The great innovation of the test was that it allowed the handling of small quantities of serum and cells, gaining greater test sensitivity. The micro-cytotoxity test really created the field of histocompatibility as we know it today, allowing the safe transplant of organs and tissues without fear of immediate tissue rejection.

Asked how he came up with the idea in 1964, Terasaki said it emerged out of the necessity of using the smallest amount of serum and cells as possible.

“Necessity is really the mother of invention,” he said in an interview before he died. “Both my technician, John McClelland, and I were unable to venipuncture each other, so we finger poked each other for blood.

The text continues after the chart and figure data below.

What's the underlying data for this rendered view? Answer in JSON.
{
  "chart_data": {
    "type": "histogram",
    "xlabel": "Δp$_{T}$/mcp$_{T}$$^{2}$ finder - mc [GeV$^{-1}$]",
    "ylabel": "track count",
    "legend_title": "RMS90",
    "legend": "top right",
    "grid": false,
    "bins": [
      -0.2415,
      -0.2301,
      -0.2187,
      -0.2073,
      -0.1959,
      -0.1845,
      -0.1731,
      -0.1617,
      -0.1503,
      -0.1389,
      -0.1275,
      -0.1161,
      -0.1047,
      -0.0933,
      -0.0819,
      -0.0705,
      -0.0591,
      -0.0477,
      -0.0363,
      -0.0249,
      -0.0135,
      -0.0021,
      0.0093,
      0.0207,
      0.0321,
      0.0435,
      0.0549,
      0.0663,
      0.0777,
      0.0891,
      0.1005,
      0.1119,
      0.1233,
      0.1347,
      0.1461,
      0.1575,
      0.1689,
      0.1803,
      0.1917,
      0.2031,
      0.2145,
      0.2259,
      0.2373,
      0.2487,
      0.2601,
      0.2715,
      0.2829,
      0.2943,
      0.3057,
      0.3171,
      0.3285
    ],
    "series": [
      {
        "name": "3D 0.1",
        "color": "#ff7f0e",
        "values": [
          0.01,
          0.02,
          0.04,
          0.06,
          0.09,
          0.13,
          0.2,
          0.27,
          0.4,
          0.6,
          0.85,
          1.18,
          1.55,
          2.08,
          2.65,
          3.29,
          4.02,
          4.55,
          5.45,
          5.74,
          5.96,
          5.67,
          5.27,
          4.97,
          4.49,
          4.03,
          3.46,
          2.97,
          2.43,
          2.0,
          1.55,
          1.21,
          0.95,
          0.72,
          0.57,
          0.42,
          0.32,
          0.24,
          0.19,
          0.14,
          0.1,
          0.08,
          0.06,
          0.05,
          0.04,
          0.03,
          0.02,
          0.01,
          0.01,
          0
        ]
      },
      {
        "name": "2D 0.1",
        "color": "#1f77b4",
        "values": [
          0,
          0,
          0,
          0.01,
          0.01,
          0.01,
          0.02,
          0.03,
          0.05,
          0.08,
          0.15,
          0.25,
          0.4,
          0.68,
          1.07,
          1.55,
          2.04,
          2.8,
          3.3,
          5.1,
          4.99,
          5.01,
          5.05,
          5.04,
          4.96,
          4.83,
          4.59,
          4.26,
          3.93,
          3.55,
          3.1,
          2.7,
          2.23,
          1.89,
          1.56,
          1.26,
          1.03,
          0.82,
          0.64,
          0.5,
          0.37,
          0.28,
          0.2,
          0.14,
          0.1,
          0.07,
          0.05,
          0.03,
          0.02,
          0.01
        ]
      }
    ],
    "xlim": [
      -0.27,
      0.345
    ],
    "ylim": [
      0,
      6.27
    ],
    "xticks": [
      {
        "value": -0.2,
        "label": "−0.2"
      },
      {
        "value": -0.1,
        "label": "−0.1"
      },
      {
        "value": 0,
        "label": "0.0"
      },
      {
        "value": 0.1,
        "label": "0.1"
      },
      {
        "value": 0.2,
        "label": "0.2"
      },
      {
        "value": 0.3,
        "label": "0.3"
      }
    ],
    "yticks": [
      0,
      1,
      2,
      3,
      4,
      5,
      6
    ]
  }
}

We had to make enough lymphocytes from capillary tubes of blood for the test.

“Moreover, not being in the blood bank, we had no source of antibodies except left over serum from Rh testing of pregnant women. The microtest permitted 1000 tests to be done with 1 mL of serum. We were able to read 60 tests on one plate within 1 min by attaching buttons on the base of the microscope to an electric typewriter (before the days of computers),” he said.

“Every drop was extremely valuable to us. I can still remember [colleagues] asking why I was so stingy. Four years after its introduction, the microtest was adopted as a standard by the NIH [which is why it is sometimes referred to as the NIH test], and 6 years later at the 1970 Workshop, it was adopted as an international standard.”

The test has been indispensable for determining donor-recipient HLA compatibility, resulting in the near complete prevention of hyperacute and accelerated graft rejection and facilitating safe and effective solid organ transplantation.